Organisasi di Indonesia semakin rentan terhadap ancaman yang beroperasi secara tersembunyi.
![Ilustrasi malware. [Pixabay]](https://media.suara.com/pictures/653x366/2024/08/02/72109-ilustrasi-malware.jpg)
Ancaman yang paling banyak dilaporkan mencakup ransomware (64 persen), serangan rantai pasokan perangkat lunak (58 persen), kerentanan pada sistem cloud (56 persen), ancaman dari orang dalam (52 persen), serta eksploitasi celah yang belum ditambal dan zero-day (50 persen).

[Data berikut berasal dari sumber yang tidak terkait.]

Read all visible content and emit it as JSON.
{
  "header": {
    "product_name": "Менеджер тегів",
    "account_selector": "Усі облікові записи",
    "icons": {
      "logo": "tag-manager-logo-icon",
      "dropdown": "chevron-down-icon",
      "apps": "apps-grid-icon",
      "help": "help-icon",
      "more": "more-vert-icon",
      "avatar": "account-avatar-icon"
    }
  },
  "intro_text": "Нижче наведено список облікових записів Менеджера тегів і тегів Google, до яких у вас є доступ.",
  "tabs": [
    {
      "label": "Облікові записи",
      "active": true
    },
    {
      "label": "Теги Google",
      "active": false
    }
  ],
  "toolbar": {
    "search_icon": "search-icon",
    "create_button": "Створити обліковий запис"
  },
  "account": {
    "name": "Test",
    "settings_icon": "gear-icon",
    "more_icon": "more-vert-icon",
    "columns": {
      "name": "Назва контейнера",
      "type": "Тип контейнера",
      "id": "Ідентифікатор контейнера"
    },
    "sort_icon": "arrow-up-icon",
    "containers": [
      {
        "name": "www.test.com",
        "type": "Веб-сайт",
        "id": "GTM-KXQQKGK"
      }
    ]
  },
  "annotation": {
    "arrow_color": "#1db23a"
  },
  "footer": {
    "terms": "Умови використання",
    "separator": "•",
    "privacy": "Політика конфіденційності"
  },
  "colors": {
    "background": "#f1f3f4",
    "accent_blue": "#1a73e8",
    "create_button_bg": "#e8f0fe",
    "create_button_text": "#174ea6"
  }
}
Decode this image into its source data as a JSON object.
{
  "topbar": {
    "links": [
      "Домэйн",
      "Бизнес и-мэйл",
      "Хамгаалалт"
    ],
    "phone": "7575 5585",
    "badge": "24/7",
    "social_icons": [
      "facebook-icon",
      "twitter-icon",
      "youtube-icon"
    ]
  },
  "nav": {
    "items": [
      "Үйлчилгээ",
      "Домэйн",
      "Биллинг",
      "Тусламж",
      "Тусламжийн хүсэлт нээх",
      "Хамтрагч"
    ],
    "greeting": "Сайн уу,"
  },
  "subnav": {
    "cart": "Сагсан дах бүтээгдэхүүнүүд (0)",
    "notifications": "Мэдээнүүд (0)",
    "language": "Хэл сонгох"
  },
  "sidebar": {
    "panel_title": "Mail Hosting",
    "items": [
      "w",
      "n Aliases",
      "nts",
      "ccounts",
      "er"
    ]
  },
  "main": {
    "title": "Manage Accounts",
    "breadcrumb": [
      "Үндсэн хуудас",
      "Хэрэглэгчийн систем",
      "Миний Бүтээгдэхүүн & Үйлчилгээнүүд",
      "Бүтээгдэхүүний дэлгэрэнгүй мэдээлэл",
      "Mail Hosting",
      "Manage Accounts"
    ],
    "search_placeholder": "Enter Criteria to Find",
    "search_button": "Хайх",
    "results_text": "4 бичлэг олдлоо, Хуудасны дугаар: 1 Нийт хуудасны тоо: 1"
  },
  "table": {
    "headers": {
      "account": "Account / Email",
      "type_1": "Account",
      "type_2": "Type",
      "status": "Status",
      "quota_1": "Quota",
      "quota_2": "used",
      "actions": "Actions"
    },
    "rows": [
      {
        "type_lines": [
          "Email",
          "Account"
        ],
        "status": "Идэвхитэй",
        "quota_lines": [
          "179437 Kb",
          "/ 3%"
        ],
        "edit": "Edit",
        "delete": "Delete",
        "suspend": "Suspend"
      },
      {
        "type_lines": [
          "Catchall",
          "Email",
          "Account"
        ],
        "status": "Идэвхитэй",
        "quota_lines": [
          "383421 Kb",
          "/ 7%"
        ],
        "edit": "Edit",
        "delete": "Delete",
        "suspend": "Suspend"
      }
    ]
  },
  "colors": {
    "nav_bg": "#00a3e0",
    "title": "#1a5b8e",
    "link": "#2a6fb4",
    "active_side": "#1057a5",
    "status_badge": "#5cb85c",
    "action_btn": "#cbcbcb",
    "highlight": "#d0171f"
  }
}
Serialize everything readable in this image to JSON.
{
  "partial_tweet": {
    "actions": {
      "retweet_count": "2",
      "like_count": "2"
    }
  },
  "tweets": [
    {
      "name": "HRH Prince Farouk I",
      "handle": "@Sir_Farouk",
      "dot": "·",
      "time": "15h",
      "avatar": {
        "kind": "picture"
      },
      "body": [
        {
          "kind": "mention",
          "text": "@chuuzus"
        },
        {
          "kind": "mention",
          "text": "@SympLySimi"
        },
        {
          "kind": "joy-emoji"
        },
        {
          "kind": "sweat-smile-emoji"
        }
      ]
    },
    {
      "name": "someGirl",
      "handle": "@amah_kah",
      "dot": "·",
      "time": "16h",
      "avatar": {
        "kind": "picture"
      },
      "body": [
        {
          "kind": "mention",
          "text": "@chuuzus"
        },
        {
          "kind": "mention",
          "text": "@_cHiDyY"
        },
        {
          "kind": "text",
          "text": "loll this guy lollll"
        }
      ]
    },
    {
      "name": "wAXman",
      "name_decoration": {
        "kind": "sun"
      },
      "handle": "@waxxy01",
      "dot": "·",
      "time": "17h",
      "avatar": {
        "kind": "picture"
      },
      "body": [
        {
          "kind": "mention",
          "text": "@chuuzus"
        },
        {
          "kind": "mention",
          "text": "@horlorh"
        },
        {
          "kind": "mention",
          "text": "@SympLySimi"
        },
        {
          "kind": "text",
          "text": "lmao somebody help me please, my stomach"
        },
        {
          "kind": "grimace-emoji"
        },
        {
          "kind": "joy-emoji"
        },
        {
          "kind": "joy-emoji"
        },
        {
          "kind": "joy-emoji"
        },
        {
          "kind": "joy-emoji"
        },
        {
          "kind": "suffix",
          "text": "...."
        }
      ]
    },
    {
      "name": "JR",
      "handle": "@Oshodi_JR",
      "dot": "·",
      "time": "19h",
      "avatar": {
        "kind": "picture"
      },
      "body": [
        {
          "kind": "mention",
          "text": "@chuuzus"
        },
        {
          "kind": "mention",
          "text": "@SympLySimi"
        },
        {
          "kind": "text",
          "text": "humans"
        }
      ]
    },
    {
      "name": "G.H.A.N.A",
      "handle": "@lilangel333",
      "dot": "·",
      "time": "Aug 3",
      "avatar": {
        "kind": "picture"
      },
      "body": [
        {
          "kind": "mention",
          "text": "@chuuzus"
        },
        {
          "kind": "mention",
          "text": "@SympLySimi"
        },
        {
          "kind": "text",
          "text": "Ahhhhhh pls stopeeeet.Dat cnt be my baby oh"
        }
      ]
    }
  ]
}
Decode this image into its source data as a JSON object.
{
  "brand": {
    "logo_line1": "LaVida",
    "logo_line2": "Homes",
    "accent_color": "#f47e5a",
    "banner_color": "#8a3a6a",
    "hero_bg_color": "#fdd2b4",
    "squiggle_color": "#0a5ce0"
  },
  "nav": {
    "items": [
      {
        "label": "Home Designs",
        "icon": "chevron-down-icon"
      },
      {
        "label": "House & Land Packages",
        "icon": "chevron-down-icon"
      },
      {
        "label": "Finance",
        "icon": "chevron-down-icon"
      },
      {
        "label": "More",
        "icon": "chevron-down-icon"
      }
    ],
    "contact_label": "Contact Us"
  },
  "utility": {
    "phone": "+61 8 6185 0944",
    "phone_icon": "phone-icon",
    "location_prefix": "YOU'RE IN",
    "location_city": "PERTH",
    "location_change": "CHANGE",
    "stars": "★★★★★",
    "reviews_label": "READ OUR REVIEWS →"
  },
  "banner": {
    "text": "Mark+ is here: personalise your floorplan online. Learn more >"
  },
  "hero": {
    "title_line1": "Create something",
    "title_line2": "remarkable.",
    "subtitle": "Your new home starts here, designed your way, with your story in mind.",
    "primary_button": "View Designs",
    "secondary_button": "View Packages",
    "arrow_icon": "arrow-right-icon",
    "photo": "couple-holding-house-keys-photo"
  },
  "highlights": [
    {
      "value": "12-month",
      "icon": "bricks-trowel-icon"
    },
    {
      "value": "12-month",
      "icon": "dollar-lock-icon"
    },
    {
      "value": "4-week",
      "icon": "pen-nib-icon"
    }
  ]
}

Ancaman yang paling mengganggu kini bukan lagi yang paling mencolok. Di urutan teratas adalah eksploitasi celah yang belum ditambal dan zero-day, disusul oleh ancaman dari orang dalam.
Kemudian, kesalahan konfigurasi cloud, serangan pada rantai pasokan perangkat lunak, dan kesalahan manusia.
Ancaman-ancaman ini sangat merusak karena sering kali luput dari pertahanan tradisional, dengan mengeksploitasi kelemahan internal dan celah visibilitas.
Akibatnya, risiko yang lebih senyap dan kompleks ini kini dipandang lebih berbahaya dibandingkan ancaman yang sudah dikenal luas seperti ransomware atau phishing.
Edwin Lim, Country Director, Fortinet Indonesia, mengatakan bahwa kompleksitas kini menjadi medan pertempuran baru dalam keamanan siber dan AI adalah tantangan sekaligus garis depan pertahanan.
"Ketika ancaman menjadi semakin senyap dan terkoordinasi, Fortinet membantu organisasi di seluruh Indonesia untuk tetap selangkah lebih maju melalui pendekatan platform terpadu yang menggabungkan visibilitas, otomasi, dan ketahanan," katanya.
Dia menamahkan, dalam lingkungan ancaman saat ini, kecepatan, kesederhanaan, dan strategi menjadi lebih penting dari sebelumnya.
Baca Juga: Cara Kerja Penjahat Siber Mengeksploitasi Tren Gen Z, Mulai Dari FOMO hingga Fast Fashion
"Fokus kami adalah membantu pelanggan beralih dari pertahanan tambal sulam ke keamanan berbasis AI yang dirancang untuk skala dan kecanggihan,” ujar Edwin Lim.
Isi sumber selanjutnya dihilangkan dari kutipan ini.